At least, that was the idea.  In practice it turned out to be harder than that.  It turned out that sometimes code updates to the server DID require new code in the Angel.  And that meant you might update the server code and need to restart the Angel.

Oh dear.  Well, now it could be the case that you’ve got some servers using the Angel that don’t get code updates and some that do.  And when you have to restart the Angel to put on the update to go with the updates to some servers, you’d have to shut down all the servers using the Angel (more on that in a later post).  Well, that’s just very disruptive.

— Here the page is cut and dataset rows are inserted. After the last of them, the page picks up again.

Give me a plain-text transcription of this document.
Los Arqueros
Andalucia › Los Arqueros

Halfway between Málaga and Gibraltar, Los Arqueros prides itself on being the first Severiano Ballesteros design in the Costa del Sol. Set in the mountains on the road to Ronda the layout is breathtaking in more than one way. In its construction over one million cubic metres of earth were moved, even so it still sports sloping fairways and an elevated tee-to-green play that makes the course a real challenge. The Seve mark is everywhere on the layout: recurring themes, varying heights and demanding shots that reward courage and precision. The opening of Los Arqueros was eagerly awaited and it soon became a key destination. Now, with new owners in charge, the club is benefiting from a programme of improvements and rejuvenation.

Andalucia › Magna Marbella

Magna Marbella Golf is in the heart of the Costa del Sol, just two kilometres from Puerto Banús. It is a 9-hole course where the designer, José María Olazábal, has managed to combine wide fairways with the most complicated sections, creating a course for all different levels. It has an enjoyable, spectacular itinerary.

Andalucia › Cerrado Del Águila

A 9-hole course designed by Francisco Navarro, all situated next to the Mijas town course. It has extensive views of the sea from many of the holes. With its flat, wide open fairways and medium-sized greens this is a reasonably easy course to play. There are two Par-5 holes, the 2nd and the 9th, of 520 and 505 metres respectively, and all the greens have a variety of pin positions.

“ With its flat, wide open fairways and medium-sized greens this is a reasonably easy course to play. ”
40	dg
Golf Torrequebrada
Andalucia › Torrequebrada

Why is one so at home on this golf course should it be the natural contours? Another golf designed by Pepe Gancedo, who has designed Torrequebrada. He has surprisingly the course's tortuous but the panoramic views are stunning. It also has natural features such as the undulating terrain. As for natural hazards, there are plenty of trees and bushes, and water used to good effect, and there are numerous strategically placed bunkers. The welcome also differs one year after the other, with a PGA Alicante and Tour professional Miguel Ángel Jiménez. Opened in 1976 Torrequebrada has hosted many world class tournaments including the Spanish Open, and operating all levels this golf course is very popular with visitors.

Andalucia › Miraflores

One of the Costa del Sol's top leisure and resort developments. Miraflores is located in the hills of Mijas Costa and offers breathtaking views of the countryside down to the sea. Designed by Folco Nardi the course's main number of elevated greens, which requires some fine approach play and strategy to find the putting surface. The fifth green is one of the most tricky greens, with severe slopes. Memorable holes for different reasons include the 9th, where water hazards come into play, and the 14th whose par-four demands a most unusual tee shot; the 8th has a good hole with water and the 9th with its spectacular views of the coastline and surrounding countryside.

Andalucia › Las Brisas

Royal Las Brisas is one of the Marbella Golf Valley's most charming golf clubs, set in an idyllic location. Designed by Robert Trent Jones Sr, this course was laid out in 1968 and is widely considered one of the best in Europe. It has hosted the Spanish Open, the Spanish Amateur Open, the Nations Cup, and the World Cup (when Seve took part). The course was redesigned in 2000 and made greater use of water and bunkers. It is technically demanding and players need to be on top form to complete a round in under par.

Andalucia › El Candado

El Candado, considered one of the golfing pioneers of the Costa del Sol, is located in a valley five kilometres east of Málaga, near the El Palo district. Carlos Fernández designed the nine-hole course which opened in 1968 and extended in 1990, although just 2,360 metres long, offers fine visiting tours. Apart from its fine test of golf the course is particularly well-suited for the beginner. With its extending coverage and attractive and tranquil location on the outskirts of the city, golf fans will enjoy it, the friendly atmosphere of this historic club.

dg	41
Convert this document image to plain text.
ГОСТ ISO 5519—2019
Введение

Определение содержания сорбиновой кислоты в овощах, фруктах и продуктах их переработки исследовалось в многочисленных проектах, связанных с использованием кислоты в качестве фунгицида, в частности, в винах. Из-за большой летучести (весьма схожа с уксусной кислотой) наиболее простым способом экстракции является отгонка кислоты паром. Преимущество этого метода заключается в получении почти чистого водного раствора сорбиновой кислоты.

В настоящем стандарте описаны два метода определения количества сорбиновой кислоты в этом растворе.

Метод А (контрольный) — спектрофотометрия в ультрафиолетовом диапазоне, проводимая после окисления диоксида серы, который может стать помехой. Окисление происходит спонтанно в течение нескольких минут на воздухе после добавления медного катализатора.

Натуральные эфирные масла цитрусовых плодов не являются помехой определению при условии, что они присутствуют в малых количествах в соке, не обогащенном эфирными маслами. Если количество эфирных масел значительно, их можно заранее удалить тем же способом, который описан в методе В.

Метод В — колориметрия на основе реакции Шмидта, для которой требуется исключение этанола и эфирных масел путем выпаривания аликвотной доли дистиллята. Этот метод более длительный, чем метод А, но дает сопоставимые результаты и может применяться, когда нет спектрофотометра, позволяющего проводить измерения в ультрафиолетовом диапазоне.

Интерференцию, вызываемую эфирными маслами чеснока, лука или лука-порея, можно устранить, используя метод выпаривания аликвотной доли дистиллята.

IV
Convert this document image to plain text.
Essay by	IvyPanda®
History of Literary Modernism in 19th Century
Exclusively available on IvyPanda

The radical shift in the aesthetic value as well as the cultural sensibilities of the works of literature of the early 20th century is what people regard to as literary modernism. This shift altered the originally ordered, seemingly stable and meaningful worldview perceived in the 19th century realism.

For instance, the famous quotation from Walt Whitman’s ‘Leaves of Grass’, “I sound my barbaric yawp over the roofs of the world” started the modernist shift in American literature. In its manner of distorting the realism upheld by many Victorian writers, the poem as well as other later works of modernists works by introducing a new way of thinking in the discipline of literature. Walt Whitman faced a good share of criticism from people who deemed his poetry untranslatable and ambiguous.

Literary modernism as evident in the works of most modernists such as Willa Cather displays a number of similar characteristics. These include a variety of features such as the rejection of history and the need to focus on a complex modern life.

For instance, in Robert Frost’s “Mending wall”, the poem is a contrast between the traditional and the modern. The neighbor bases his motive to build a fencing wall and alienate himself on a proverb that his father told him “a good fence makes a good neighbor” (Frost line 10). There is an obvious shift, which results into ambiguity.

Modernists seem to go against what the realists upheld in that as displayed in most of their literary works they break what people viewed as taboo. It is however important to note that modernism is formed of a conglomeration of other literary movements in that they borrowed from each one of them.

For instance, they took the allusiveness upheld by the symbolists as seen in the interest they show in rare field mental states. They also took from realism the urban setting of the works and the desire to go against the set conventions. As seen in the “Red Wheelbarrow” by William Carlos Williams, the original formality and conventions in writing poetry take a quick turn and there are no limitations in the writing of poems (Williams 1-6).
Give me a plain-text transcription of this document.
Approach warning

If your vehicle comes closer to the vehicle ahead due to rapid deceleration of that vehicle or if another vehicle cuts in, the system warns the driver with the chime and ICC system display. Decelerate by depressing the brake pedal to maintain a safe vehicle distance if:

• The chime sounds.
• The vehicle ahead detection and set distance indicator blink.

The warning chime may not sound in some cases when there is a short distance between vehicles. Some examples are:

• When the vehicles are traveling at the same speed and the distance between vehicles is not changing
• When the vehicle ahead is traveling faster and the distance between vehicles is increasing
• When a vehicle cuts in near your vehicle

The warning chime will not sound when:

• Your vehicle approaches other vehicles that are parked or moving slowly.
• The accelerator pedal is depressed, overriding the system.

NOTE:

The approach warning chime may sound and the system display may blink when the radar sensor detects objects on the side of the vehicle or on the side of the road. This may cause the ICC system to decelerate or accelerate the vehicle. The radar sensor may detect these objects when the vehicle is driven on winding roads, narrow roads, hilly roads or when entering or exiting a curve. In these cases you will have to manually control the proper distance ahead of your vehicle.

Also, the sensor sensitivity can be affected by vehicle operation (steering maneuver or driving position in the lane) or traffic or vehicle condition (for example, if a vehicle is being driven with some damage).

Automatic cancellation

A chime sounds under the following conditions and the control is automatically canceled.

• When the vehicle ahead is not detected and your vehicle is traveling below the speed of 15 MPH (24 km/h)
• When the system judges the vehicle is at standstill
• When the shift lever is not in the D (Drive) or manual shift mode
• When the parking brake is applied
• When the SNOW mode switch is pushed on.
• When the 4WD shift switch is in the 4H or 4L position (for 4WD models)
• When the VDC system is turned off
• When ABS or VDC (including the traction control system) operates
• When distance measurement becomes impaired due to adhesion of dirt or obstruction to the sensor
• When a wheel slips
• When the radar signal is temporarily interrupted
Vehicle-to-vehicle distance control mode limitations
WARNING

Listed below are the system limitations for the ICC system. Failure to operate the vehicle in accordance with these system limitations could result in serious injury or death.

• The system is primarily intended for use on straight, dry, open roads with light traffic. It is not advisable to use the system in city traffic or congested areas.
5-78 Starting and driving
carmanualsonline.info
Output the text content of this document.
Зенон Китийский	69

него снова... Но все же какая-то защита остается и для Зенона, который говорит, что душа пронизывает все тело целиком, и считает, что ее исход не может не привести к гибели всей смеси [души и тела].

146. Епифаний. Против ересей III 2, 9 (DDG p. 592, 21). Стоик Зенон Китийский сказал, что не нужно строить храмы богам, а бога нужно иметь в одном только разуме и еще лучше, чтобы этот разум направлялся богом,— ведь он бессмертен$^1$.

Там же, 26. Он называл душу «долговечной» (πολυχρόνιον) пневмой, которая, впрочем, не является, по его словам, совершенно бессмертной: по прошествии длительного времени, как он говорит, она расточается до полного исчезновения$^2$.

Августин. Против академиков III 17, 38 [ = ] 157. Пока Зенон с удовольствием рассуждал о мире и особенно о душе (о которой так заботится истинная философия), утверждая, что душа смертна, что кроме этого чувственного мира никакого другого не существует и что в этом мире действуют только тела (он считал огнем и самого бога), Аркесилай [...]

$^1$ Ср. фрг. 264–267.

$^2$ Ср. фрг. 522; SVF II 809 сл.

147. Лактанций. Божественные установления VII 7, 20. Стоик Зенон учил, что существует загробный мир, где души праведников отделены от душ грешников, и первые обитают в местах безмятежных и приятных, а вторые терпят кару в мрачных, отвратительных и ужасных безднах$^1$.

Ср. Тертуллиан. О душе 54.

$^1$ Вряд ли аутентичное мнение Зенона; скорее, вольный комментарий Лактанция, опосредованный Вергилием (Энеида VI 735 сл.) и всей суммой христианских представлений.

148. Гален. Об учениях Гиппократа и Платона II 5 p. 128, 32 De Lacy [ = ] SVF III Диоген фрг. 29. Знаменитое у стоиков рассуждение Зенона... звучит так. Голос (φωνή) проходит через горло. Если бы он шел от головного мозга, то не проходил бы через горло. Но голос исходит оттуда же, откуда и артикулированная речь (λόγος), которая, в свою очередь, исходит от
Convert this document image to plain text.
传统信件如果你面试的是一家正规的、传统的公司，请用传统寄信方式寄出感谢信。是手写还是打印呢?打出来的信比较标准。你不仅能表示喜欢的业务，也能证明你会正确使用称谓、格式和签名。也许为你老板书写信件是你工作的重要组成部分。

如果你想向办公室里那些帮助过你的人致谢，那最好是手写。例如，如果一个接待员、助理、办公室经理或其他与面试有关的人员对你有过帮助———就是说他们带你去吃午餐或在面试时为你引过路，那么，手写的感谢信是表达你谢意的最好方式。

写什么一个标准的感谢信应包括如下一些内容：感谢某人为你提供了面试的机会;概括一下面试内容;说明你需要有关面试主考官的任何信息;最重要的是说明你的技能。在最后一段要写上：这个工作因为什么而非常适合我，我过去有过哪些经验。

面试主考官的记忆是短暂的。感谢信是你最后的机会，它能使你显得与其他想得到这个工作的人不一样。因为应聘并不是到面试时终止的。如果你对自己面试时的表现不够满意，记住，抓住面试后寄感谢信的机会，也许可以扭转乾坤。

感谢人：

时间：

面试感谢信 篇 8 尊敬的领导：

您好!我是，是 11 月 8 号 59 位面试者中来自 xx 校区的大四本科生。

And, it turned out, that not all the servers on a given system might be managed by the same people.  You might have a Liberty server used for z/OSMF, some more for your own web applications, and yet more running inside CICS.  All those might be managed by different groups.  And if you need to restart the one Angel they are all sharing…well..that’s going to be a problem

So we had to support more than one Angel.  We’d then need a way for the server to know which one it was supposed to use.  Well, the easy thing was to just give it a name.  By default the Angel has no name (because it didn’t have one when there could only be one Angel).  If the server doesn’t know what Angel to connect to, it looks for the nameless Angel. 

But you can start an Angel and give it a name.  And you can configure (in bootstrap.properties) what Angel name the server should look for when it starts.  As we noted last week, the Angel name is part of the SAF entity name used to check for access to the Angel.  That allows you to enforce that servers can only connect to the Angel you want them to connect to.

So what should you name your Angel?  Well, how many characters do you get?  It turns out the limit is dictated by how long that entity name in the SERVERS SAF class can be.  After the other parts of the name are subtracted out (which are fixed in length) you’re left with 54 characters you can use to name your Angel.  Yet still I often see it as a cryptic, boring, 8-character name.  Come on folks, be creative.  There are lots of angel names.  Wouldn’t you like to see a message about your server connecting to MICHAEL-ARCHANGEL?  (I think a dash is ok, I didn’t check).  Or GIDEON?  Or perhaps, if you have an Angel that you basically never start, you might think of it as a fallen angel…. Should make for an interesting conversation when somebody important notices anyway.